Из их разговоров я узнал их имена и намерен теперь же познакомить с ними читателя. Первому, старшему изо всех, Феде, вы бы дали лет четырнадцать. Это был стройный мальчик, с красивыми и тонкими, немного мелкими чертами лица, кудрявыми белокурыми волосами, светлыми глазами и постоянной полувеселой, полурассеянной улыбкой. Он принадлежал, по всем приметам, к богатой семье и выехал-то в поле не по нужде, а так, для забавы. На нем была пестрая ситцевая рубаха с желтой каемкой; небольшой новый армячок, надетый внакидку, чуть держался на его узеньких плечиках; на голубеньком поясе висел гребешок.

Сапоги его с низкими голенищами были точно его сапоги - не отцовские. У второго мальчика, Павлуши, волосы были всклоченные, черные, глаза серые, скулы широкие, лицо бледное, рябое, рот большой, но правильный, вся голова огромная, как говорится, с пивной котел, тело приземистое, неуклюжее.

Малый был неказистый, - что и говорить! Одеждой своей он щеголять не мог: вся она состояла из простой замашной рубахи да из заплатанных портов. Лицо третьего, Ильюши, было довольно незначительно: горбоносое, вытянутое, подслеповатое, оно выражало какую-то тупую, болезненную заботливость; сжатые губы его не шевелились, сдвинутые брови не расходились - он словно все щурился от огня.

Его желтые, почти белые волосы торчали острыми косицами из-под низенькой войлочной шапочки, которую он обеими руками то и дело надвигал себе на уши. На нем были новые лапти и онучи; толстая веревка, три раза перевитая вокруг стана, тщательно стягивала его опрятную черную свитку.

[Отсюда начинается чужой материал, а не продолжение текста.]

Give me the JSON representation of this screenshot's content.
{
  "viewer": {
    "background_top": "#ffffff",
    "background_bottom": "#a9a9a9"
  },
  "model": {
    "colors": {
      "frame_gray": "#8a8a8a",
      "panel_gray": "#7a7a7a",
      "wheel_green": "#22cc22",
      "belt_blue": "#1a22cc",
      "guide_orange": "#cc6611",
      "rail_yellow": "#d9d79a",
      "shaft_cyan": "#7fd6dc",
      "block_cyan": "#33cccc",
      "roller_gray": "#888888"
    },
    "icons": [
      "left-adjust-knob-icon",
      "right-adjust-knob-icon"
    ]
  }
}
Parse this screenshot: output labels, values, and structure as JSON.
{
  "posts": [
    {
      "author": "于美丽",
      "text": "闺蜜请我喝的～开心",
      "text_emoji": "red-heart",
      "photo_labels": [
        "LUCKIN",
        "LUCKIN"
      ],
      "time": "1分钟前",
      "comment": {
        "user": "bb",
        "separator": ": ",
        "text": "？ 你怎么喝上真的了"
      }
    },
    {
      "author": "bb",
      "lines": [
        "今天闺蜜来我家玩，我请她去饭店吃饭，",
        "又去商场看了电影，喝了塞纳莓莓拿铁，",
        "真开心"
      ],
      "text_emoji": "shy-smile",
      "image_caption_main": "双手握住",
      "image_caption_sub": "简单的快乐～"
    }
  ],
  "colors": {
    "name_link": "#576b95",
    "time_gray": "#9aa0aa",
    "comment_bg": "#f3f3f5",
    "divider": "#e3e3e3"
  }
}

И ему и Павлуше на вид было не более двенадцати лет. Четвертый, Костя, мальчик лет десяти, возбуждал мое любопытство своим задумчивым и печальным взором.

Тургенев И. - Хорь и Калиныч - (исп.: С. Леонтьев) | Старое Радио

Все лицо его было невелико, худо, в веснушках, книзу заострено, как у белки; губы едва было можно различить; но странное впечатление производили его большие, черные, жидким блеском блестевшие глаза: они, казалось, хотели что-то высказать, для чего на языке, - на его языке по крайней мере, - не было слов. Он был маленького роста, сложения тщедушного и одет довольно бедно. Последнего, Ваню, я сперва было и не заметил: он лежал на земле, смирнехонько прикорнув под угловатую рогожу, и только изредка выставлял из-под нее свою русую кудрявую голову.

Этому мальчику было всего лет семь. Итак, я лежал под кустиком в стороне и поглядывал на мальчиков.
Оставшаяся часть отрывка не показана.